Whilst this half open page with a cut out shows both a smile and tears; when the page is actually closed you only see the smile - and are then surprised when you see the tears once it is opened.

This fold out is perfect to discover the roots of the tree - as they reach down and down and down...

This deceptively simple yet beautiful book was a real winner I think.  From full foliaged green on the front,

To completely denuded white on the back,

The pages gradually reduce (by virtue of vertical divisions) from full green to partial green with increasing white throughout. You get the message.

Whilst not complete, when I photographed it, the torn and ripped masking tape will guide you through the story as well.

Wondering what to do and how to build a story when you have no inspiration, we started with a dry point print of a giraffe. Where do you take that? How do you take the viewer/reader through a story? Where will they end up? How will they get there? 

And this is one of the gorgeous pages - with a peep hole through to something you can't recognise (until eh final page of course). It was an interesting process to work out how to maintain visual interest with a simple story.

Some of the play with the print.

Not everybody got to stitch their book; nor did I get to photograph them all, but this one is finished.
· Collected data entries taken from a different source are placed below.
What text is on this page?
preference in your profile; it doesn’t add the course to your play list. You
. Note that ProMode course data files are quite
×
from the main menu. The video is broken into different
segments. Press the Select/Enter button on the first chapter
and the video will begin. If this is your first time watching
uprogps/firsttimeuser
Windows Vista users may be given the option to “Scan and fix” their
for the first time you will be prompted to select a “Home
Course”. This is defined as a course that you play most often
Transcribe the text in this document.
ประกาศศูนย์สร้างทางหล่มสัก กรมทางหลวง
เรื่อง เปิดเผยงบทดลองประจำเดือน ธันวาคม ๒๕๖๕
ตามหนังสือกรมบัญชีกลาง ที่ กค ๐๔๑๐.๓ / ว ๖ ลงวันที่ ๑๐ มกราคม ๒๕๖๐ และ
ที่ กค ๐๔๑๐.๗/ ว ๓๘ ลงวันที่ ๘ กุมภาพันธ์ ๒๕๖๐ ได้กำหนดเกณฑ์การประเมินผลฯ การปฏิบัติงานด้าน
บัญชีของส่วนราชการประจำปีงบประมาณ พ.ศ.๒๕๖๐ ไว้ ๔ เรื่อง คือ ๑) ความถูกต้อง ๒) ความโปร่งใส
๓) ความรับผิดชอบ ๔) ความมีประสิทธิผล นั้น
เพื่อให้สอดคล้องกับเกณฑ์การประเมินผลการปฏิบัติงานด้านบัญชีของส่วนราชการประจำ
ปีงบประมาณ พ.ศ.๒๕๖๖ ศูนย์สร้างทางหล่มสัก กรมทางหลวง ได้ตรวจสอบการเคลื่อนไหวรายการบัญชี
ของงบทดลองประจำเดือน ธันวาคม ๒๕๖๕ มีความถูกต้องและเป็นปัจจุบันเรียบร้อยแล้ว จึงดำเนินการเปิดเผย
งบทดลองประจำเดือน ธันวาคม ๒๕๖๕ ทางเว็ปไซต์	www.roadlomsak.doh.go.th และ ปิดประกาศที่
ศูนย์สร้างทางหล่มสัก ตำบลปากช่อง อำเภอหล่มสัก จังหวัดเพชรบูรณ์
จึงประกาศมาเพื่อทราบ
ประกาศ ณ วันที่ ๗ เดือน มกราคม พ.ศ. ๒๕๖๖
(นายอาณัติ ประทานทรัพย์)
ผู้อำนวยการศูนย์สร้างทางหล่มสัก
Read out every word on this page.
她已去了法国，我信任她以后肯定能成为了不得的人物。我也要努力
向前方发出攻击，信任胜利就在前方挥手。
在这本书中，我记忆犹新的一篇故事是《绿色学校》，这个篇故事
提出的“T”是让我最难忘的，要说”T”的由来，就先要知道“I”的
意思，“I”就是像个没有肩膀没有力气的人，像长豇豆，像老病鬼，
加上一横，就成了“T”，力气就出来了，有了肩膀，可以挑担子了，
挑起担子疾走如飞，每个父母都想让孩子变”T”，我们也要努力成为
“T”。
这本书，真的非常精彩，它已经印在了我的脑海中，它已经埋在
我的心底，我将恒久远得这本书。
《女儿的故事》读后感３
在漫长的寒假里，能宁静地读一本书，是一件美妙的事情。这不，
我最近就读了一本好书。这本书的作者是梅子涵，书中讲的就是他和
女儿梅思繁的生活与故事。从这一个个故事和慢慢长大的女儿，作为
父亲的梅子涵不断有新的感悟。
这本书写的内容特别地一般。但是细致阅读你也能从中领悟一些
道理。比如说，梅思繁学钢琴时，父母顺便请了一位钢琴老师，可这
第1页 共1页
It worked with a mono print (painted onto the plate then printed) - a gestural image of a woman which was quite powerful. It pulled 'her' apart in various ways and made her whole again.

It was a really enjoyable day and I say a big thanks to the Year 11 art students for having me and for working so hard to create artists' books of interest.  I told them I expected more of them than to simply put together a scrapbook of their art; and they certainly delivered!


  1. do you remember that wonderful feeling of making & holding your very first book?

    1. Oh I do Mo! I remain in awe of those moments when I realise I. Have. Just. Made. A. Book.! I don't take it for granted and I love that we can make books. Now ell.

  2. sounds like a great class. inspiring even tho I am not a year 11 student

    1. Thanks! In a way I think it was quite challenging for them; but it did make them think and that is always good!! I enjoyed watching where they went - amazing minds...go well.